A month after his death at age 81, the man who prevented one of America's citadels of culture from being turned into an office tower was remembered Tuesday with a free concert inside the auditorium named for him.
The Isaac Stern Auditorium's 2,800 seats were all filled, and 400 other people watched the concert via closed-circuit TV elsewhere in the 110-year-old building.
"Welcome to Isaac Stern's favorite room," Carnegie Hall Board Chairman Sanford I. Weill told the audience. "Isaac loved to say what made Carnegie Hall so special was the spirit of Tchaikovsky, Horowitz, Toscanini and countless others in these walls. ... Now Isaac joins those spirits within Carnegie Hall."
Weill's were the only words from the stage about Stern, one of the 20th-century's leading violinists who -- in addition to his extraordinary ear for music -- had an eye for young talent and a gift for speech.
The music did the speaking Tuesday.
The construction workers building the subterranean Zankel Hall addition halted their efforts, making way for Itzhak Perlman, Emanuel Ax, Yo-Yo Ma, Midori and other top musicians who paid tribute to the man who helped cultivate their talents and guide their stellar careers.
In a fitting tribute to the future, these performers were joined by 24-year-old violist Jessica Thompson and 23-year-old cellist Efe Baltacigil, who participated in the last two Isaac Stern chamber music workshops.
All four pieces on the program had special meaning for Stern.
The first was said to be one of his first great loves -- the Allegretto ma non troppo from Beethoven's Op. 70 No. 2 trio.
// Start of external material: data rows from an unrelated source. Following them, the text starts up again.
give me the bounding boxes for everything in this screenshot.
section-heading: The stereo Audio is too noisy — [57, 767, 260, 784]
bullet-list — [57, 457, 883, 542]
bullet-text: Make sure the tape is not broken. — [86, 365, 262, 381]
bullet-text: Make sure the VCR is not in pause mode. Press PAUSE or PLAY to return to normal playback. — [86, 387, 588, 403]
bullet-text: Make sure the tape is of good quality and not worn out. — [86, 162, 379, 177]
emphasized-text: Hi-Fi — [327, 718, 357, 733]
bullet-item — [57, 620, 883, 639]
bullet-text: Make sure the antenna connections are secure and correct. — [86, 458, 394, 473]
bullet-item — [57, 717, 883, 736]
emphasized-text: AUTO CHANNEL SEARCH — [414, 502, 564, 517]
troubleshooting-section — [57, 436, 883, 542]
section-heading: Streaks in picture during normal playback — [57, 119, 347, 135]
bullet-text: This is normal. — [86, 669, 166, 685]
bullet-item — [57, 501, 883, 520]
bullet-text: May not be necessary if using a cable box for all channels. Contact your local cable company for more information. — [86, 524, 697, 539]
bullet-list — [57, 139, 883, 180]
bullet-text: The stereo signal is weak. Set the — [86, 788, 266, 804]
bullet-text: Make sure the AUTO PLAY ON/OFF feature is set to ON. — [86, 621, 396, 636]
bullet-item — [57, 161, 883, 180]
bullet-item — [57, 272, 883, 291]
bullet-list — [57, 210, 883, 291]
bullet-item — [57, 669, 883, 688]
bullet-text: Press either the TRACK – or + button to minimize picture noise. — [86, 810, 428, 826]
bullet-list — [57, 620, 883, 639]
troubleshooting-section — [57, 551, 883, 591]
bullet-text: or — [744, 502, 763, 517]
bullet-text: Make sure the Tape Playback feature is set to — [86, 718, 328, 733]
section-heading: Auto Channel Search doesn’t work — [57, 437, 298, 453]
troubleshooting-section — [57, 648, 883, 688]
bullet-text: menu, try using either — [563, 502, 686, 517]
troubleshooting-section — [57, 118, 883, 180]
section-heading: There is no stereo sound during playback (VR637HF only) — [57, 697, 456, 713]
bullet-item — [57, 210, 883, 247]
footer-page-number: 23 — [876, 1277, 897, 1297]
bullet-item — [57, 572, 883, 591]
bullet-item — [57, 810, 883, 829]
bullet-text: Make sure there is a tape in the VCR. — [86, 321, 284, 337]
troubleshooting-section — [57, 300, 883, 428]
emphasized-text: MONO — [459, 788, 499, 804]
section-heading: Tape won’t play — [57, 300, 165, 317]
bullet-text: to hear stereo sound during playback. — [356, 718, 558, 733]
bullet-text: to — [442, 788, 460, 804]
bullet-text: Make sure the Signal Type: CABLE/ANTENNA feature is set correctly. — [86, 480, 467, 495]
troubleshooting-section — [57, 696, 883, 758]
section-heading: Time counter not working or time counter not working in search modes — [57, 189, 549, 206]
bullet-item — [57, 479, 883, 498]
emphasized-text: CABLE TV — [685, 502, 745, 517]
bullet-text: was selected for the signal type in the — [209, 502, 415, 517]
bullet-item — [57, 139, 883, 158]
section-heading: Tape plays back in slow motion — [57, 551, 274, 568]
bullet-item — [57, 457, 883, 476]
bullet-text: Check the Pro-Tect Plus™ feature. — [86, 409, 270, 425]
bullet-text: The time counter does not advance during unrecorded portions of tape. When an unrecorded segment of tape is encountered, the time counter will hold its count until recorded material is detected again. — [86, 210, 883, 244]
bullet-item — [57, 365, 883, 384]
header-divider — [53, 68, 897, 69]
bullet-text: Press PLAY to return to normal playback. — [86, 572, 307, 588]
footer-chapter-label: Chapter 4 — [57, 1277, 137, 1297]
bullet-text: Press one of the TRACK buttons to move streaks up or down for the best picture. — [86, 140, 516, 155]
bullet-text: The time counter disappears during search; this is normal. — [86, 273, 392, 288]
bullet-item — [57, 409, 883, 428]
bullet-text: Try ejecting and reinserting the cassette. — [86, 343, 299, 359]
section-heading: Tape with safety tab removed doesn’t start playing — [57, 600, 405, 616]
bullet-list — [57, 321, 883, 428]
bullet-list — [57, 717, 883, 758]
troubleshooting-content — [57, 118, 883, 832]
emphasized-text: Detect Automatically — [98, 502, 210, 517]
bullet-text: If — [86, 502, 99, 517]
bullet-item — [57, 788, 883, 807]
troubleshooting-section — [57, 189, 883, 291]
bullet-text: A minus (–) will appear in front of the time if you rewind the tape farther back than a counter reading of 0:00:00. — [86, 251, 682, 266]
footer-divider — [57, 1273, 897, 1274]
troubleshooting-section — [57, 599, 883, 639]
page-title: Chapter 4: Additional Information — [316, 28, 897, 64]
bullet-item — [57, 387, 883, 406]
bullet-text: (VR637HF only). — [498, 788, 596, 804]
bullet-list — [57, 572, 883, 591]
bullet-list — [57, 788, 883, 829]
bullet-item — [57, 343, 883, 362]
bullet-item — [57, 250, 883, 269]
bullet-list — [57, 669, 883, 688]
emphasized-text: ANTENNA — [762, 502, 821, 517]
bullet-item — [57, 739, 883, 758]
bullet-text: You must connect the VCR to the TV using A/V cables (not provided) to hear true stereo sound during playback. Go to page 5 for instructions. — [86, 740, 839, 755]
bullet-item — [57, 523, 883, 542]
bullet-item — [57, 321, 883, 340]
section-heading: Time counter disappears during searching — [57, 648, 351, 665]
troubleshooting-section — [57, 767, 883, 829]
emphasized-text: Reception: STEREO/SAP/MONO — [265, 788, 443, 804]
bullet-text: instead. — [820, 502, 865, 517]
Pianist Joseph Kalichstein, violinist Jaime Laredo and cellist Sharon Robinson performed it with a playfulness and simplicity that artfully masked the complexity of the piece.
Next was the elegant Larghetto from Mozart's piano quartet K. 493, performed by pianist Ax, violinist Midori, Laredo on viola and Ma on cello. Stern performed this work many times, including his last concert at Carnegie Hall in 2000 and at his final performance, in Japan in May.
Dvorak's Romance in F Minor, the only piece on the program in a minor key, was next. Perlman and pianist Yefim Bronfman captured the sweet, yearning song that was a Stern favorite.
The concert culminated with the lush first movement of Brahms' Op. 18 sextet. Perlman, Midori, Ma and violist Pinchas Zukerman were joined by Thompson and Baltacigil. Stern, whose smiling, rabbinical face graced the cover of the program, would have loved seeing this intergenerational display of fire and passion.
Thompson, who is from Plymouth, Minn., is a recent graduate of the Curtis Institute of Music. She participated in the 2000 Isaac Stern workshop in Jerusalem last year. Baltacigil, a native of Istanbul, Turkey, studies at Curtis. He participated in Stern's final workshop at Carnegie Hall, four months before Stern's death.
Before the music began Tuesday, Weill recalled that one of Stern's grandchildren said at the funeral that his grandfather's soul did not die. "A little bit of it is now in all of us," Weill said.
He then invited the audience to give that final standing ovation.